È con Instagram che si ha la prima svolta nei social network. Mentre su Facebook le immagini si alternano a post più o meno lunghi, continuando comunque a garantire un confronto ‘verbale’, su Instagram sono le fotografie e i video a spadroneggiare. Foto e video che, sebbene inizialmente venissero diffusi con il solo intento di condivisione con gli amici, successivamente, anche grazie al ricorso agli hashtag e ai profili aperti, sono divenuti oggetto di un’ulteriore trasformazione legata all’ampia visibilità acquisita: la monetizzazione. E il passaggio, probabilmente in origine non intenzionale, dai tanti like allo ‘status di influencer’ con numerose proposte di collaborazione è stato per molti una svolta. L’autrice riflette sul fatto che mentre influencer si nasce per caso, professionisti dei social lo si diventa per scelta cercando di soddisfare la domanda dei follower. E di questa scelta sono pionieri i Ferragnez, menzionati dalla Mazzini nel libro, i quali hanno avuto l’intuizione che avrebbero generato maggiori interazioni e fidelizzazioni mostrando, sebbene in maniera distorta, la loro vita familiare nella quotidianità dei dettagli, illudendo così i follower di creare un rapporto intimo e alla pari con loro. Ma i Ferragnez costituiscono anche un esempio del fenomeno dello sharenting, cioè della costante condivisione online da parte dei genitori di foto e video che riguardano i propri figli tale da renderli a loro insaputa dei baby influencer, o meglio strumenti per trarne popolarità e profitto.
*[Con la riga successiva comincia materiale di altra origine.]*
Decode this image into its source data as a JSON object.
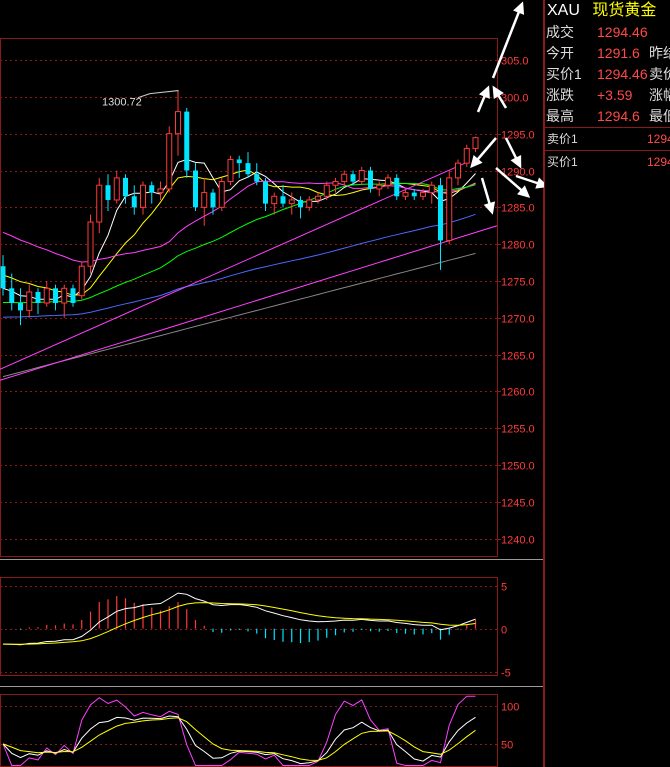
{
  "quote": {
    "symbol": "XAU",
    "name": "现货黄金",
    "rows": [
      {
        "label": "成交",
        "value": "1294.46",
        "label2": ""
      },
      {
        "label": "今开",
        "value": "1291.6",
        "label2": "昨结"
      },
      {
        "label": "买价1",
        "value": "1294.46",
        "label2": "卖价"
      },
      {
        "label": "涨跌",
        "value": "+3.59",
        "label2": "涨幅"
      },
      {
        "label": "最高",
        "value": "1294.6",
        "label2": "最低"
      }
    ],
    "book": [
      {
        "label": "卖价1",
        "value": "1294"
      },
      {
        "label": "买价1",
        "value": "1294"
      }
    ],
    "up_color": "#ff4a4a"
  },
  "chart_data": {
    "type": "candlestick",
    "colors": {
      "up": "#ff3a3a",
      "down": "#00e5ff",
      "grid": "#8a1a1a",
      "ma5": "#ffffff",
      "ma10": "#ffff00",
      "ma20": "#ff40ff",
      "ma30": "#00ff00",
      "ma60": "#4a6aff",
      "ma120": "#888888",
      "trend": "#ff40ff"
    },
    "price_panel": {
      "ylim": [
        1237.5,
        1308.0
      ],
      "ticks": [
        1305.0,
        1300.0,
        1295.0,
        1290.0,
        1285.0,
        1280.0,
        1275.0,
        1270.0,
        1265.0,
        1260.0,
        1255.0,
        1250.0,
        1245.0,
        1240.0
      ],
      "tick_labels": [
        "305.0",
        "300.0",
        "1295.0",
        "1290.0",
        "1285.0",
        "1280.0",
        "1275.0",
        "1270.0",
        "1265.0",
        "1260.0",
        "1255.0",
        "1250.0",
        "1245.0",
        "1240.0"
      ],
      "annotation": {
        "text": "1300.72",
        "value": 1300.72,
        "index": 20
      }
    },
    "candles": [
      [
        1277.0,
        1278.5,
        1273.0,
        1274.0
      ],
      [
        1274.0,
        1276.0,
        1271.0,
        1272.0
      ],
      [
        1272.0,
        1274.0,
        1269.0,
        1271.0
      ],
      [
        1271.0,
        1274.5,
        1270.0,
        1273.5
      ],
      [
        1273.5,
        1274.0,
        1270.5,
        1272.0
      ],
      [
        1272.0,
        1275.0,
        1271.5,
        1274.0
      ],
      [
        1274.0,
        1274.5,
        1271.0,
        1272.0
      ],
      [
        1272.0,
        1274.5,
        1270.0,
        1274.0
      ],
      [
        1274.0,
        1274.5,
        1271.5,
        1272.0
      ],
      [
        1273.0,
        1277.5,
        1272.5,
        1277.0
      ],
      [
        1277.0,
        1284.0,
        1276.0,
        1283.0
      ],
      [
        1283.0,
        1289.0,
        1281.5,
        1288.0
      ],
      [
        1288.0,
        1289.5,
        1284.5,
        1286.0
      ],
      [
        1286.0,
        1290.0,
        1285.5,
        1289.0
      ],
      [
        1289.0,
        1289.5,
        1285.5,
        1286.5
      ],
      [
        1286.5,
        1288.0,
        1284.0,
        1285.0
      ],
      [
        1285.0,
        1288.5,
        1284.0,
        1288.0
      ],
      [
        1288.0,
        1288.5,
        1285.5,
        1287.0
      ],
      [
        1287.0,
        1288.5,
        1286.0,
        1287.5
      ],
      [
        1287.5,
        1296.0,
        1287.0,
        1295.0
      ],
      [
        1295.0,
        1300.7,
        1292.0,
        1298.0
      ],
      [
        1298.0,
        1298.5,
        1289.0,
        1290.0
      ],
      [
        1290.0,
        1291.0,
        1284.5,
        1285.0
      ],
      [
        1285.0,
        1289.0,
        1282.5,
        1287.0
      ],
      [
        1287.0,
        1287.5,
        1284.0,
        1285.0
      ],
      [
        1285.0,
        1289.0,
        1284.5,
        1288.5
      ],
      [
        1288.5,
        1292.0,
        1288.0,
        1291.5
      ],
      [
        1291.5,
        1292.0,
        1289.0,
        1291.0
      ],
      [
        1291.0,
        1292.5,
        1289.0,
        1289.5
      ],
      [
        1289.5,
        1291.0,
        1288.0,
        1288.5
      ],
      [
        1288.5,
        1289.0,
        1284.5,
        1285.5
      ],
      [
        1285.5,
        1287.0,
        1284.0,
        1286.5
      ],
      [
        1286.5,
        1288.0,
        1285.0,
        1285.5
      ],
      [
        1285.5,
        1287.0,
        1284.0,
        1286.0
      ],
      [
        1286.0,
        1286.5,
        1283.5,
        1285.0
      ],
      [
        1285.0,
        1286.5,
        1284.5,
        1286.0
      ],
      [
        1286.0,
        1287.0,
        1285.5,
        1286.5
      ],
      [
        1286.5,
        1288.5,
        1286.0,
        1288.0
      ],
      [
        1288.0,
        1289.0,
        1287.0,
        1288.5
      ],
      [
        1288.5,
        1290.0,
        1288.0,
        1289.5
      ],
      [
        1289.5,
        1290.0,
        1288.0,
        1288.5
      ],
      [
        1288.5,
        1290.5,
        1288.0,
        1290.0
      ],
      [
        1290.0,
        1290.5,
        1287.0,
        1287.5
      ],
      [
        1287.5,
        1288.5,
        1286.5,
        1288.0
      ],
      [
        1288.0,
        1289.5,
        1287.5,
        1289.0
      ],
      [
        1289.0,
        1289.5,
        1286.0,
        1286.5
      ],
      [
        1286.5,
        1287.5,
        1286.0,
        1287.0
      ],
      [
        1287.0,
        1287.5,
        1286.0,
        1286.5
      ],
      [
        1286.5,
        1287.5,
        1286.0,
        1287.0
      ],
      [
        1287.0,
        1288.5,
        1285.5,
        1288.0
      ],
      [
        1288.0,
        1289.0,
        1276.5,
        1280.5
      ],
      [
        1280.5,
        1290.0,
        1280.0,
        1289.0
      ],
      [
        1289.0,
        1291.5,
        1288.0,
        1291.0
      ],
      [
        1291.0,
        1293.5,
        1290.5,
        1293.0
      ],
      [
        1293.0,
        1294.6,
        1292.5,
        1294.46
      ]
    ],
    "macd_panel": {
      "ylim": [
        -5.5,
        6
      ],
      "ticks": [
        5,
        0,
        -5
      ],
      "tick_labels": [
        "5",
        "0",
        "-5"
      ]
    },
    "kdj_panel": {
      "ylim": [
        20,
        115
      ],
      "ticks": [
        100,
        50
      ],
      "tick_labels": [
        "100",
        "50"
      ]
    }
  }
}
La «mutazione antropologica» dei social network arriva, tuttavia, con TikTok che «esige una riduzione più netta della soggettività a un singolo format». Con TikTok si perde la «creazione di una estetica visiva e personale» di Instagram per far spazio a video omologati – stesse musiche, stessi gesti, ecc. – in cui «emozioni complesse e private, come il dolore e la morte, vengono ridotte a brevi video standardizzati», espropriando così l’esperienza personale e uniformando «le espressioni emotive rendendole intercambiabili». Video uguali nel format, ma in una gara di contenuti sempre più sensazionali in cui dare in pasto ai follower gli aspetti intimi della propria esistenza.
Il lavoro della Mazzini mostra che quella dei social network non è informazione, ma manipolazione. Non è libertà, ma seduzione e assoggettamento. Occorre opporsi a questa deriva dei social network perché altrimenti, oltre ad essere vittime, saremmo anche complici.